Classical partition functions and the U( n+1) Rogers-Selberg identity

Abstract

In this paper we show that after suitable specialization the ‘balanced’ side of the U( n+1) Rogers-Selberg identity gives the generating function for all partitions whose parts differ by at least ( n+1). A similar specialization yields the additional condition that the parts must be ⩾ n+1. The case n=1 is the sum side of the pair of classical Rogers-Ramanujan-Schur identities.

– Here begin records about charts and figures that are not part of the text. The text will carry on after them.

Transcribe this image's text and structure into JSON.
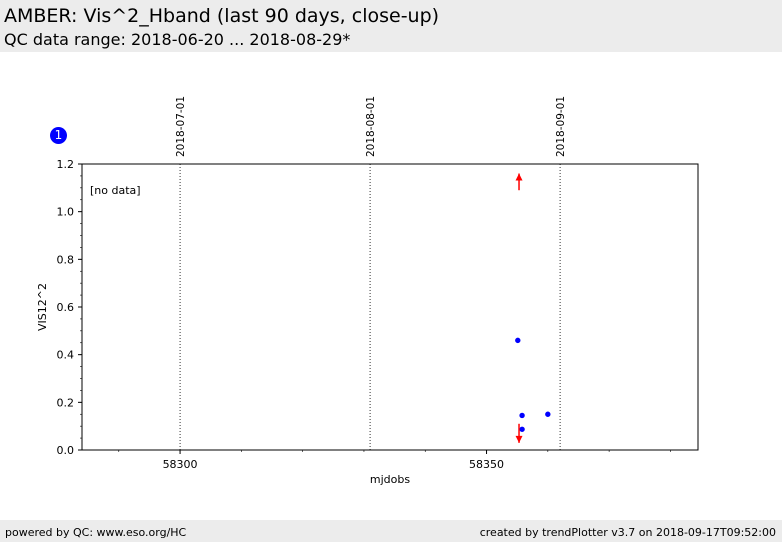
{
  "header": {
    "title": "AMBER: Vis^2_Hband (last 90 days, close-up)",
    "subtitle": "QC data range: 2018-06-20 ... 2018-08-29*"
  },
  "badge": "1",
  "footer": {
    "left": "powered by QC: www.eso.org/HC",
    "right": "created by trendPlotter v3.7 on 2018-09-17T09:52:00"
  },
  "colors": {
    "points": "#0000ff",
    "limits": "#ff0000"
  },
  "chart_data": {
    "type": "scatter",
    "xlabel": "mjdobs",
    "ylabel": "VIS12^2",
    "xlim": [
      58284,
      58384.5
    ],
    "ylim": [
      0,
      1.2
    ],
    "xticks": [
      58300,
      58350
    ],
    "xtick_labels": [
      "58300",
      "58350"
    ],
    "yticks": [
      0.0,
      0.2,
      0.4,
      0.6,
      0.8,
      1.0,
      1.2
    ],
    "ytick_labels": [
      "0.0",
      "0.2",
      "0.4",
      "0.6",
      "0.8",
      "1.0",
      "1.2"
    ],
    "annotation": "[no data]",
    "date_markers": [
      {
        "x": 58300,
        "label": "2018-07-01"
      },
      {
        "x": 58331,
        "label": "2018-08-01"
      },
      {
        "x": 58362,
        "label": "2018-09-01"
      }
    ],
    "points": [
      {
        "x": 58355.1,
        "y": 0.46
      },
      {
        "x": 58355.8,
        "y": 0.145
      },
      {
        "x": 58355.8,
        "y": 0.087
      },
      {
        "x": 58360.0,
        "y": 0.15
      }
    ],
    "limit_markers": [
      {
        "x": 58355.3,
        "y_from": 1.09,
        "y_to": 1.16,
        "direction": "up"
      },
      {
        "x": 58355.3,
        "y_from": 0.11,
        "y_to": 0.03,
        "direction": "down"
      }
    ]
  }
}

Our derivation of this connection between classical partition functions and the U( n+1) Rogers-Selberg identity relies upon partial fraction techniques, Hall-Littlewood polynomials, raising operators, q-Kostka matrices, the Cauchy identity for Schur functions, and generating functions for column-strict plane partitions. One outcome of this work is a new class of symmetric functions H λ ( z; γ, q), analogous to Hall-Littlewood polynomials, that interpo- lates between Schur functions and complete homogeneous symmetric functions. Let ω: Λ→ Λ be the classical involution on the ring of symmetric functions defined by ω( h λ )= e λ . Then the function ω( H λ ( z;∅; q))= E λ ( z;∅; q) leads to explicit q-difference equations, raising operator formulas, and a combinatorial setting for an important nontrivial special case Macdonald's new class of symmetric functions with two free parameters. This connection with Macdonald's work is observed and developed in the paper of A. Garsia.